無奈之下。我只好把昨天告訴她的話重又說了一遍,然後告訴她我這回說的絕對千真萬確,半點隱瞞都沒有。
本以為葉翩翩還會跟我再糾纏,卻不曾想,聽完我的話之後,她乾脆利索的就站起身來,飄飄然的離開了。
這……莫非她大早上的,特意跑過來消遣我?從她那冰冷的面容上看,這姑娘不像那麼有情趣的人啊。
實在是莫名其妙。
葉翩翩走後,時間不早了,我也趕緊穿衣洗漱,然後往昨天的會場趕過去,參加玄學會的慶功會,至於發言稿,這時候肯定沒機會弄了,我路上一邊走,一邊隨便瞎琢磨了兩句,到時候糊弄過去便是。

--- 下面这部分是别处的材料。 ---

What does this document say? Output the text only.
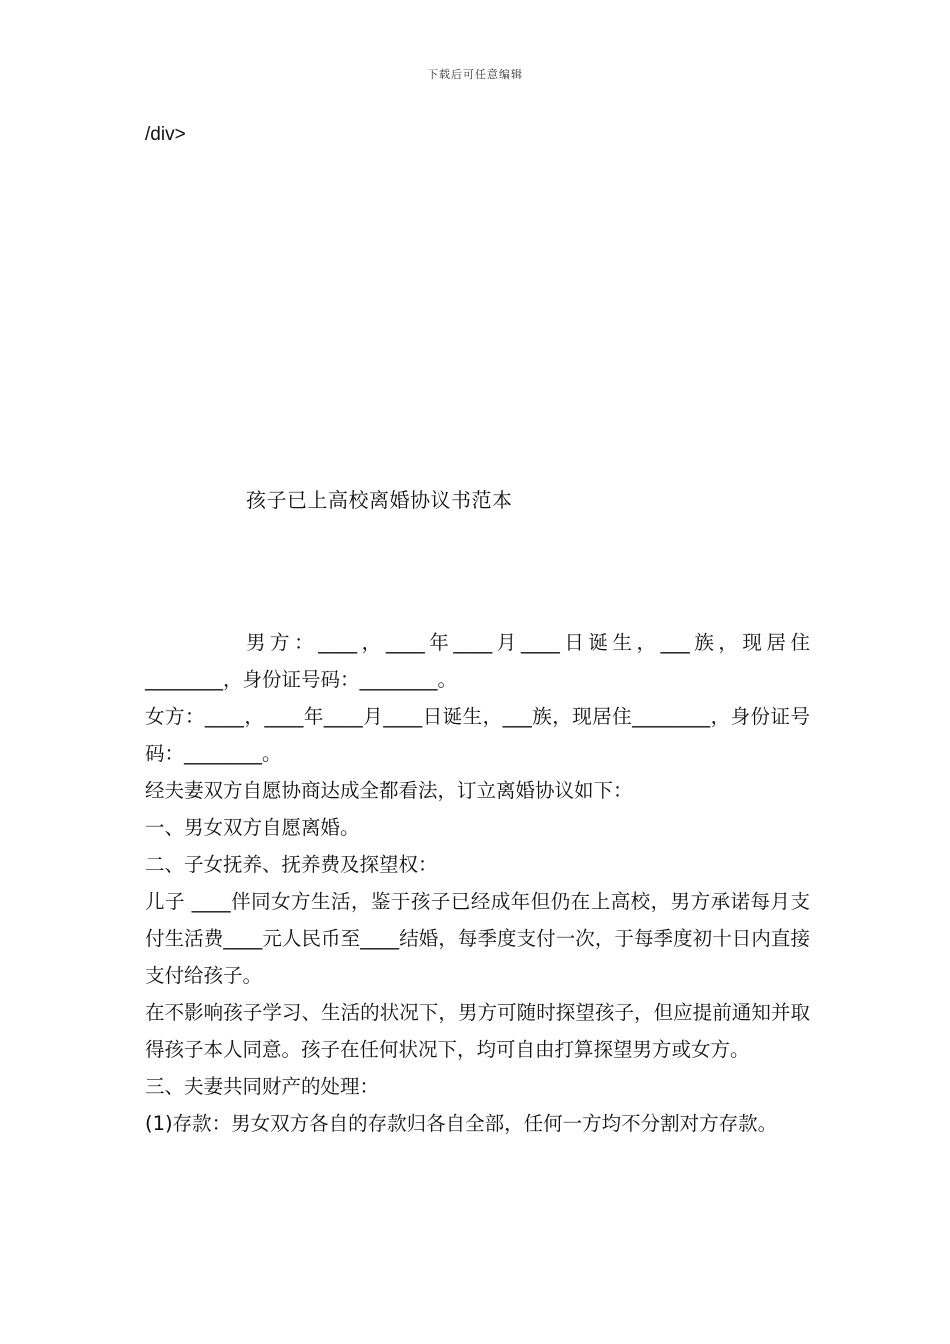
下载后可任意编辑
/div>
孩子已上高校离婚协议书范本

男方：____，____年____月____日诞生，___族，现居住________，身份证号码：________。

女方：____，____年____月____日诞生，___族，现居住________，身份证号码：________。

经夫妻双方自愿协商达成全都看法，订立离婚协议如下：

一、男女双方自愿离婚。

二、子女抚养、抚养费及探望权：

儿子 ____伴同女方生活，鉴于孩子已经成年但仍在上高校，男方承诺每月支付生活费____元人民币至____结婚，每季度支付一次，于每季度初十日内直接支付给孩子。

在不影响孩子学习、生活的状况下，男方可随时探望孩子，但应提前通知并取得孩子本人同意。孩子在任何状况下，均可自由打算探望男方或女方。

三、夫妻共同财产的处理：

(1)存款：男女双方各自的存款归各自全部，任何一方均不分割对方存款。
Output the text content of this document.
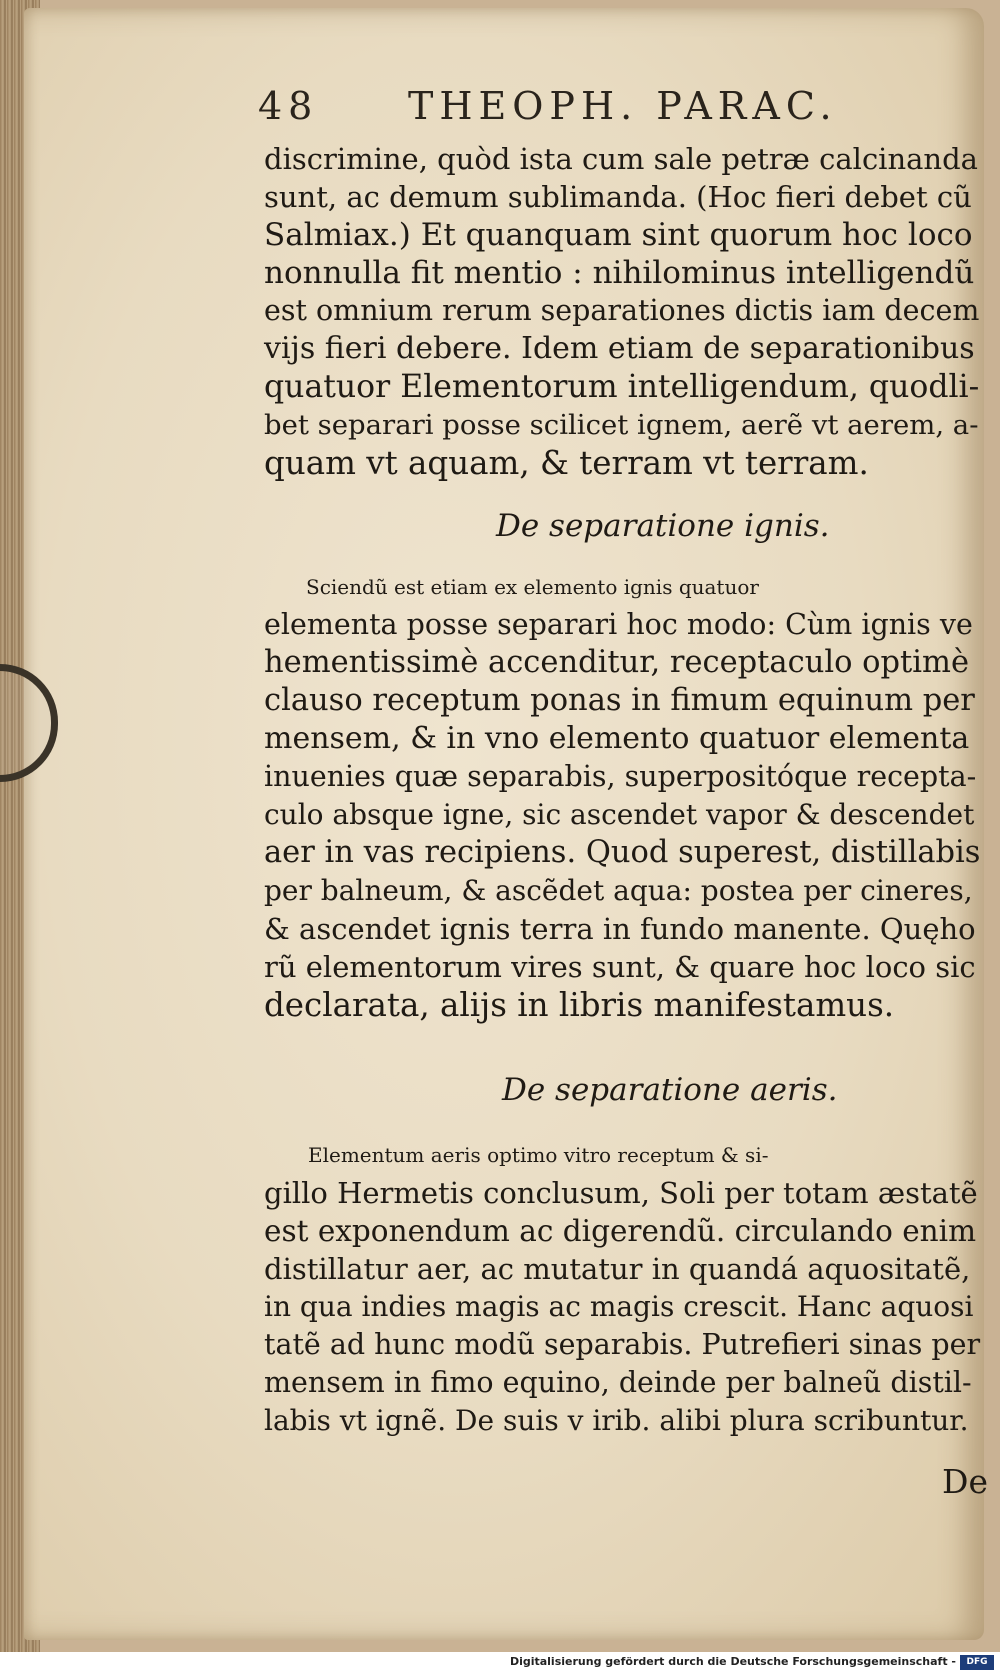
48 THEOPH. PARAC.
discrimine, quòd ista cum sale petræ calcinanda
sunt, ac demum sublimanda. (Hoc fieri debet cũ
Salmiax.) Et quanquam sint quorum hoc loco
nonnulla fit mentio : nihilominus intelligendũ
est omnium rerum separationes dictis iam decem
vijs fieri debere. Idem etiam de separationibus
quatuor Elementorum intelligendum, quodli-
bet separari posse scilicet ignem, aerẽ vt aerem, a-
quam vt aquam, & terram vt terram.
De separatione ignis.
Sciendũ est etiam ex elemento ignis quatuor
elementa posse separari hoc modo: Cùm ignis ve
hementissimè accenditur, receptaculo optimè
clauso receptum ponas in fimum equinum per
mensem, & in vno elemento quatuor elementa
inuenies quæ separabis, superpositóque recepta-
culo absque igne, sic ascendet vapor & descendet
aer in vas recipiens. Quod superest, distillabis
per balneum, & ascẽdet aqua: postea per cineres,
& ascendet ignis terra in fundo manente. Quęho
rũ elementorum vires sunt, & quare hoc loco sic
declarata, alijs in libris manifestamus.
De separatione aeris.
Elementum aeris optimo vitro receptum & si-
gillo Hermetis conclusum, Soli per totam æstatẽ
est exponendum ac digerendũ. circulando enim
distillatur aer, ac mutatur in quandá aquositatẽ,
in qua indies magis ac magis crescit. Hanc aquosi
tatẽ ad hunc modũ separabis. Putrefieri sinas per
mensem in fimo equino, deinde per balneũ distil-
labis vt ignẽ. De suis v irib. alibi plura scribuntur.
De
Digitalisierung gefördert durch die Deutsche Forschungsgemeinschaft -	DFG
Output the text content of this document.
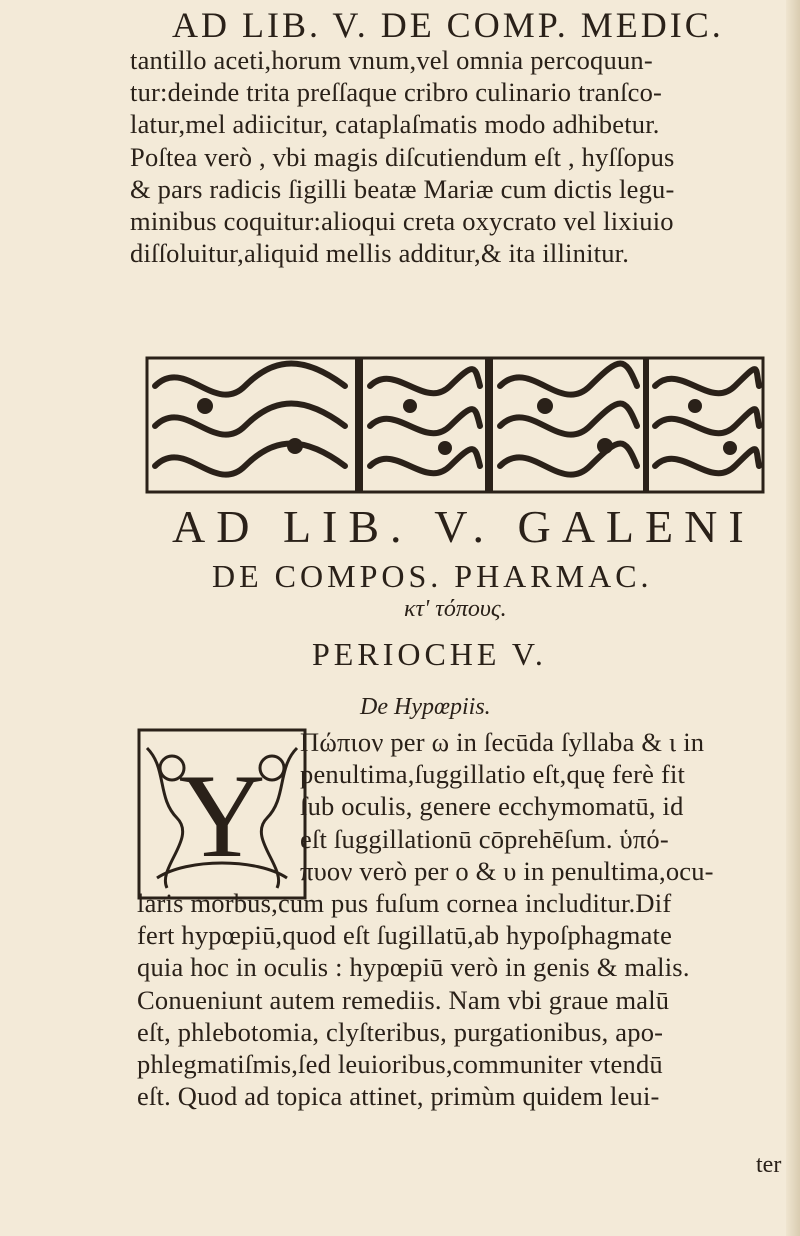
AD LIB. V. DE COMP. MEDIC.
tantillo aceti,horum vnum,vel omnia percoquun-
tur:deinde trita preſſaque cribro culinario tranſco-
latur,mel adiicitur, cataplaſmatis modo adhibetur.
Poſtea verò , vbi magis diſcutiendum eſt , hyſſopus
& pars radicis ſigilli beatæ Mariæ cum dictis legu-
minibus coquitur:alioqui creta oxycrato vel lixiuio
diſſoluitur,aliquid mellis additur,& ita illinitur.
AD LIB. V. GALENI
DE COMPOS. PHARMAC.
κτ' τόπους.
PERIOCHE V.
De Hypœpiis.
Y
Πώπιον per ω in ſecūda ſyllaba & ι in
penultima,ſuggillatio eſt,quę ferè fit
ſub oculis, genere ecchymomatū, id
eſt ſuggillationū cōprehēſum. ὑπό-
πυον verò per ο & υ in penultima,ocu-
laris morbus,cum pus fuſum cornea includitur.Dif
fert hypœpiū,quod eſt ſugillatū,ab hypoſphagmate
quia hoc in oculis : hypœpiū verò in genis & malis.
Conueniunt autem remediis. Nam vbi graue malū
eſt, phlebotomia, clyſteribus, purgationibus, apo-
phlegmatiſmis,ſed leuioribus,communiter vtendū
eſt. Quod ad topica attinet, primùm quidem leui-
ter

慶功會上,我又看見了葉翩翩,說來也奇怪,早上從我房間離開的時候,她還是一襲白色裙裝,此時卻換上了玄色長袍,顯得整個人更加明豔幾分,坐在那裡,看到我進去之後,還衝我點了點頭。
這……早上那會兒你還一臉冰冷,一副一言不合就要暴起殺人的模樣,怎麼現在忽然還衝我點頭了?這態度,前後轉變也太大了吧?
我壓根兒沒搭理她,一臉鬱悶的過去在自己位置上坐下,跟提線木偶似的,把這場無聊的慶功會熬了過去。
等慶功會終於結束的時候,坐在我不遠處的葉翩翩站起身來,似乎想往我這邊走過來。
我心裡一哆嗦。趕緊自個兒先站起來匆匆離開了。早上時候葉翩翩那冰冷到極致的模樣,給我留下了心裡陰影,莫名的我不想跟她再有交集……惹不起我總躲得起。
等我回到房間之後沒多久,房門外面又傳來了敲門聲。
過去開啟一看,又是葉翩翩陰魂不散的跟了過來。
我無奈的回頭坐到床邊,沒好氣的問她說,「大姐。你究竟要幹嘛,一個問題非要問我兩遍,一天還來找我兩回……有啥事就不能一次問完嗎?」
葉翩翩剛走進來的腳步停了下來,冰冷卻嬌美的臉上露出一絲疑惑的神情,問我說,「你什麼意思?」
「我什麼意思?」我聲音忍不住抬高了幾分,「是我該問你什麼意思才對吧?昨天我已經告訴你尋找真龍脈的方法。昨晚上大半夜的也不知道你啥時候闖進我房間裡來,早上一睜眼,差點沒把我嚇死,還以為你要來殺我,沒想到你只是又問了一遍真龍脈的事……你說你是不是有什麼……問題?」
本來想問她是不是有什麼毛病,但想起她早上那一副隨時要殺人的模樣,我還是明智的改口了。
葉翩翩的眉頭皺了起來。沉默了一會兒,才開口道,「我昨晚上沒來你房間,今天早上也沒問你真龍脈的事。」
我頓時無語了,她這話簡直打破了我對她的認知,一直高傲冰冷的葉翩翩,說起謊來。居然信手拈來。
我嗤笑一聲,正準備叫張文非來給我作證的時候,葉翩翩眉頭卻皺的更緊了,又對我說道,「你看到的那個人,不是我。」
這什麼意思?我覺得腦子有些轉不過圈來,下意識的問道,「不是你那是誰?難道是一個跟你長的一模一樣的人?是我認錯了?」
葉翩翩卻沒回答我的問題,反而又問道,「你見的那個人是否穿著一身白衣?」
我稍作回憶,立刻就點點頭,早上時候我還對她換衣速度有些驚訝,心裡自然還記著這件事,點頭說,「的確穿著一身白色裙裝……你是說,那個人真的不是你?」
葉翩翩緩慢的點點頭,「我從來不穿白色衣服。」
我傻眼了,這算怎麼回事,雙胞胎?
我正要詢問,但忽然又想起來,當初我在深圳的時候,有一天晚上,葉翩翩忽然闖進我的房間裡,問了我關於火神廟的事情,當時她也穿的是白衣!